Sitemaps: the Tributaries
XML Sitemaps are like tributaries feeding into a lake. They do not feed into sitemap-specific indexes connected to particular search sites.
Sitemaps list the content available on websites in a machine-friendly format, so that search engines will know what to collect from the site. The content indexed from your website goes into the big index mentioned above, along with the content from all other websites. You can, in theory, pull content from any website we have indexed into your search experience. This supports portal search experiences.
Search Site Setup: the Fishing Boats
Like a fishing boat on the water, you’ve decided what fish you’re going after, you know what corners of the lake to go to, and you’ve collected the gear you need to get the fish.

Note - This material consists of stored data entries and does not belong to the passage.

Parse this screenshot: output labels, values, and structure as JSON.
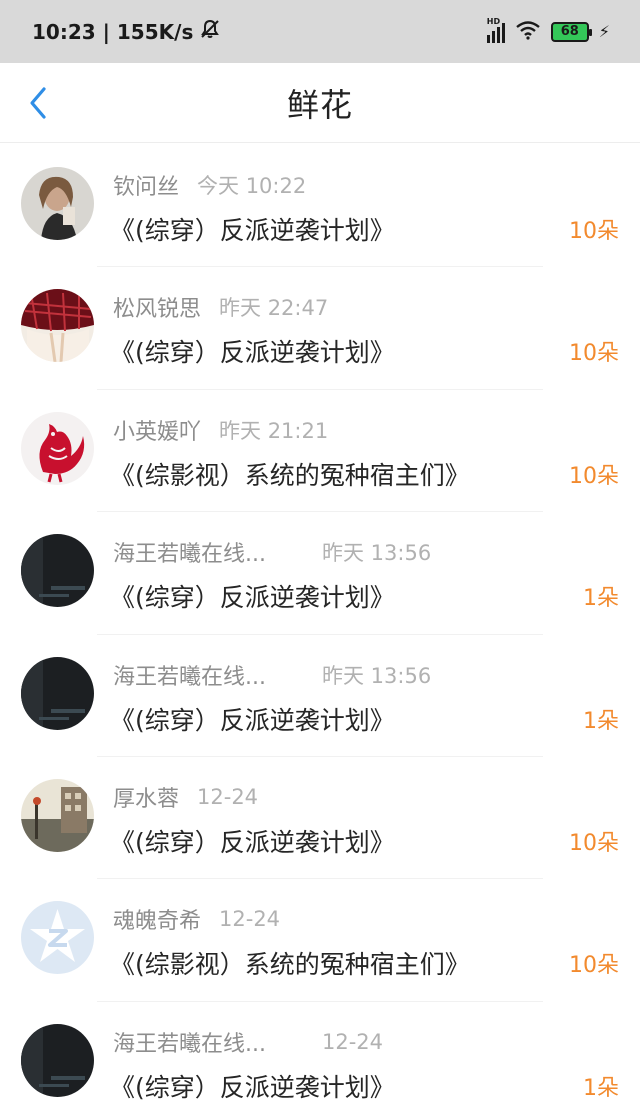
{
  "status_bar": {
    "time_speed": "10:23 | 155K/s",
    "network_badge": "HD",
    "battery_level": "68",
    "icons": [
      "bell-off-icon",
      "signal-icon",
      "wifi-icon",
      "battery-icon",
      "charging-icon"
    ]
  },
  "header": {
    "title": "鲜花",
    "back_icon": "chevron-left-icon",
    "accent_color": "#2f8ee6"
  },
  "colors": {
    "flower_count": "#f28a2e",
    "user_name": "#8d8d8d",
    "time": "#b1b1b1",
    "title": "#262626"
  },
  "items": [
    {
      "user": "钦问丝",
      "time": "今天 10:22",
      "book": "《(综穿）反派逆袭计划》",
      "count": "10朵",
      "avatar": "portrait-avatar"
    },
    {
      "user": "松风锐思",
      "time": "昨天 22:47",
      "book": "《(综穿）反派逆袭计划》",
      "count": "10朵",
      "avatar": "red-pattern-avatar"
    },
    {
      "user": "小英媛吖",
      "time": "昨天 21:21",
      "book": "《(综影视）系统的冤种宿主们》",
      "count": "10朵",
      "avatar": "rooster-avatar"
    },
    {
      "user": "海王若曦在线...",
      "time": "昨天 13:56",
      "book": "《(综穿）反派逆袭计划》",
      "count": "1朵",
      "avatar": "dark-avatar"
    },
    {
      "user": "海王若曦在线...",
      "time": "昨天 13:56",
      "book": "《(综穿）反派逆袭计划》",
      "count": "1朵",
      "avatar": "dark-avatar"
    },
    {
      "user": "厚水蓉",
      "time": "12-24",
      "book": "《(综穿）反派逆袭计划》",
      "count": "10朵",
      "avatar": "street-avatar"
    },
    {
      "user": "魂魄奇希",
      "time": "12-24",
      "book": "《(综影视）系统的冤种宿主们》",
      "count": "10朵",
      "avatar": "default-z-avatar"
    },
    {
      "user": "海王若曦在线...",
      "time": "12-24",
      "book": "《(综穿）反派逆袭计划》",
      "count": "1朵",
      "avatar": "dark-avatar"
    }
  ]
}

Search.gov used to rely on the Bing web index for our main search results. Customers would log in to the Admin Center and use the Domains list to include the content they wanted to pull from Bing. Now that we’re building our index in house, all this remains the same. You log in to the Admin Center and configure what you want your search to return on the results page.
Tying it all together
We use sitemaps to inform what we index into our system. You use the Admin Center to determine what results will come out of the index when people search on your website. Tributaries feed into a lake, and fishers can go out to any part of the lake to get the particular kinds of fish that they want.
Following a particular page through this cycle looks like this:
- A page is posted to a website
- Its URL is added to the sitemap
- Search.gov’s indexer reads the sitemap and picks up the URL
- Search.gov’s indexer visits the page and scrapes the content
- The content is added to the index. Meanwhile, the search site had already been configured to include this content within the index.
- A member of the public searches on the website
- The query matches the page’s content
- The page is returned as a search result
- The searcher clicks on the URL on the results page
The searcher is brought to the page on the website